Com base na leitura do conto “O Rapaz Mais Triste do Mundo” (em Os Dragões não Conhecem o Paraíso. ABREU, Caio Fernando. 1988) cria-se a base do estudo que se fará. Da mesma maneira que um homem ou uma mulher homossexual pode emocionar-se com uma história de amor, uma situação cômica, uma narrativa trágica ou o que mais for vivida e escrita por algum homem ou mulher heterossexual, um homem ou uma mulher heterossexual podem emocionar-se com a literatura – ou qualquer outra arte, mesmo a vida real – vivida e escrita por algum homem ou mulher homossexual. A própria narrativa do conto lido, mesmo contando a história de dois seres do mesmo sexo – um homem de quarenta anos já desiludido com sua vida e um rapaz de menos de vinte, perdido com a sua – mostra sentimentos genuinamente humanos, independente de sua sexualidade. Solidão, melancolia, tentativas desesperadas por um pouco de distração, tentativas desesperadas por alguma companhia, confusão, ternura. É perfeitamente possível uma adaptação deste conto, tornando um de seus personagens do sexo feminino, sem alteração na emoção que causa, mas isso não é necessário. Da mesma forma que os homossexuais não precisam de adaptações de histórias heterossexuais para se emocionarem e reconhecerem mais, o oposto também não é preciso. Homossexuais e heterossexuais, todos nos reconhecemos como seres humanos. Todos somos rapazes de vinte anos confusos quanto ao seu futuro e homens de quarenta anos desiludidos graças ao passado. E todos também somos o voyeur ao lado do jukebox que observa e não está triste nem confuso, apenas quer saber o que virá a seguir. Há este personagem narrando o conto, o homem que observa e imagina a cena ao lado do jukebox do bar em que os homens se encontram, e ele realiza com os outros personagens a dicotomia da ilusão e desilusão. Ele representa, também, a alma humana. É ciente de que ele não é apenas ele. Ele é o rapaz de vinte anos, o homem de quarenta, ele mesmo que observa, e ele mesmo que inventa o que não é capaz de saber, além de ser o próprio leitor. Somos todos eles, e tal conclusão é feita pelo próprio narrador.
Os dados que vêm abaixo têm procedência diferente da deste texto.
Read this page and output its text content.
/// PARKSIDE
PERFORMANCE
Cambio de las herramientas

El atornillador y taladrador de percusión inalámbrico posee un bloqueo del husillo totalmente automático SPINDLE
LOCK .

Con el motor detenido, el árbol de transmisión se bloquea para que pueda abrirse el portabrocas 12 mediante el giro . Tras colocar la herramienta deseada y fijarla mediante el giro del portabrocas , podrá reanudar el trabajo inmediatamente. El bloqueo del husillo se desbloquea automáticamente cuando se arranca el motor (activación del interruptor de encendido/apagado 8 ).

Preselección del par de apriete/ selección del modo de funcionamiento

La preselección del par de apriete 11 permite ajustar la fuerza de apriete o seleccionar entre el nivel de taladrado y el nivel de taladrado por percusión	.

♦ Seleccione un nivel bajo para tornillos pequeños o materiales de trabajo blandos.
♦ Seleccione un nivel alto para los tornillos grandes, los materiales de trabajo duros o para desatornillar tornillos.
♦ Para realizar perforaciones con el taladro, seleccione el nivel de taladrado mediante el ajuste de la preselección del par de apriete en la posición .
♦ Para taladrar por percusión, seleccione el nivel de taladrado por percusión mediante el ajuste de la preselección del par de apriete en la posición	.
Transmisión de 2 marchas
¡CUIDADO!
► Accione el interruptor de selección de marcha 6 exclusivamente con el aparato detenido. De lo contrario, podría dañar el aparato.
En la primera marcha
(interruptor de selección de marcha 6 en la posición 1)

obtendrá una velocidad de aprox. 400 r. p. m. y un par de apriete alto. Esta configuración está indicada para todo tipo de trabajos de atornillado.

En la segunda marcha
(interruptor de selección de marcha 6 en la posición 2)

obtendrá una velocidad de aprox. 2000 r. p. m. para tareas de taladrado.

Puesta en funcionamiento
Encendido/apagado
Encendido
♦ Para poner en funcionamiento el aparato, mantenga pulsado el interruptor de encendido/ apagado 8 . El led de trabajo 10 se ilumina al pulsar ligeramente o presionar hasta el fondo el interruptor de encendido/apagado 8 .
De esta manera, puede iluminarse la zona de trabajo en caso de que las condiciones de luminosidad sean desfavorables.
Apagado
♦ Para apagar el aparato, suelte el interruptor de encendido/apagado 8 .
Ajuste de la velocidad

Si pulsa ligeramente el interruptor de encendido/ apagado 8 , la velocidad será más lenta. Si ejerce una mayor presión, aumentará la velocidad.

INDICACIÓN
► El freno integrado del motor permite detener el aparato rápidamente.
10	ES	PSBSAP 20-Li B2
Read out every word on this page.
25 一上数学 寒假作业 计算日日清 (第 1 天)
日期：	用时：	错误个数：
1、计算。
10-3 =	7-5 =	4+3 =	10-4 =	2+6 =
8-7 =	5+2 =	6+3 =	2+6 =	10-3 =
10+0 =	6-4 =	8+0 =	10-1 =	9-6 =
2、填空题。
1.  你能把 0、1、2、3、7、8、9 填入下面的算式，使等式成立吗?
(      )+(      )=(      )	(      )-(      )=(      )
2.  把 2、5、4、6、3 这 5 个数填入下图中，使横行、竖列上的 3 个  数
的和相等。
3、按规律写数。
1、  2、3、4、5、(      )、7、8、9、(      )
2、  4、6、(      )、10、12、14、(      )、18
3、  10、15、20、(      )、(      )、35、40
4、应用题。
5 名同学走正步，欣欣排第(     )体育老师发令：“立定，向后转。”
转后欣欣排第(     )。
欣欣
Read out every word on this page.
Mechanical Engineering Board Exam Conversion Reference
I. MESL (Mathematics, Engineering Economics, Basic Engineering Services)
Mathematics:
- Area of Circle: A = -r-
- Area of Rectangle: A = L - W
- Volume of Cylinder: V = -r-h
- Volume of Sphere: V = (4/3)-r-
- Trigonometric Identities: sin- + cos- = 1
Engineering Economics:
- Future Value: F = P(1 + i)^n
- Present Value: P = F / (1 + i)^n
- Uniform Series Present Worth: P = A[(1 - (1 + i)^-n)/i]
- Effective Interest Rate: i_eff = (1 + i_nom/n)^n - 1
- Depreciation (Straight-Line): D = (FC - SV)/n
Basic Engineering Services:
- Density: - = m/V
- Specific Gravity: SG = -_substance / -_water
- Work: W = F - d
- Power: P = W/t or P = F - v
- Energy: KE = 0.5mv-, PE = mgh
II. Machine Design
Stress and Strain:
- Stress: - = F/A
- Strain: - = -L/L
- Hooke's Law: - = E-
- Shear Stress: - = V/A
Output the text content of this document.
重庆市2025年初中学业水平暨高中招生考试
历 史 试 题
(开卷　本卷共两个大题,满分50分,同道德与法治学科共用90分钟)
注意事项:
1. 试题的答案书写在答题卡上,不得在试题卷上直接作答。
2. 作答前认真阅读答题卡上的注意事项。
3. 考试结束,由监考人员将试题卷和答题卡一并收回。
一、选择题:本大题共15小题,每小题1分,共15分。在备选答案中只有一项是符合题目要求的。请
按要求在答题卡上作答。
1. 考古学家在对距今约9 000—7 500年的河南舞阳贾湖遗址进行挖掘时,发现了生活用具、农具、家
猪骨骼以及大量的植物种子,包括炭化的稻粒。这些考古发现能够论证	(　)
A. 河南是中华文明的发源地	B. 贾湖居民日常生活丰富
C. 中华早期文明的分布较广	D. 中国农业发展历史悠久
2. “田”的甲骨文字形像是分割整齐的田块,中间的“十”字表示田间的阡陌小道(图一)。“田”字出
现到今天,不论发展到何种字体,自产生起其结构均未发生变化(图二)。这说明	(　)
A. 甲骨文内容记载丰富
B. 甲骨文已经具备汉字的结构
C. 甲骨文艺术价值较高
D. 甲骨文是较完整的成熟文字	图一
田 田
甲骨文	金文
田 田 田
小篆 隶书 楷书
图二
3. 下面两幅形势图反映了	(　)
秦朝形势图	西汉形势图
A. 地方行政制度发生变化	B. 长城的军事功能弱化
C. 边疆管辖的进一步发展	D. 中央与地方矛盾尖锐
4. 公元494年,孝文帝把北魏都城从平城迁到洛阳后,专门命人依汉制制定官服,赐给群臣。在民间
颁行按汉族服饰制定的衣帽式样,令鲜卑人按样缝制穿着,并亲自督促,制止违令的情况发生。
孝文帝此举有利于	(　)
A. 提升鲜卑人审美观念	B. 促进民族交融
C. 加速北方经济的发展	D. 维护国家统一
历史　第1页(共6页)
Não se busca na literatura homossexual atual, muito bem representada por Caio Fernando Abreu, um abrigo para um nicho social excluído. Busca-se apenas a arte, feita com a sinceridade de seu artista. Seriam os artistas homossexuais que se inspiram neste ponto de suas vidas para realizar suas artes capazes de fazer tão bem o que fazem se estivessem preocupados em ocultar a homossexualidade de seus personagens e histórias atrás de metáforas ou até mesmo transfigurá-las em heterossexualidade? Para que eles precisariam fazê-lo, afinal de contas? Evitar um choque, talvez? Mas não seriam necessários choques para que aqueles que vêem a homossexualidade como anormal passem a vê-la como normal? Não apenas artística, para entretenimento, a literatura e a arte homossexual teria também um papel social? Seus artistas são conscientes disso ou tal papel social acaba surgindo por acaso? A cada artista, portanto, cabe uma resposta. Afinal, da mesma maneira que nem todos os praticantes de determinada religião se preocupam em torná-la reconhecida e respeitada, nem todos geradores da arte homossexual precisam preocupar-se em fazer militância pelo fim do preconceito. Pode-se até ser mais eficaz para a luta pelo fim do preconceito a ausência de militância de alguns artistas, como, por exemplo, Caio Fernando Abreu, que se preocupa em explicar a sexualidade de seus personagens. Eles apenas são o que são.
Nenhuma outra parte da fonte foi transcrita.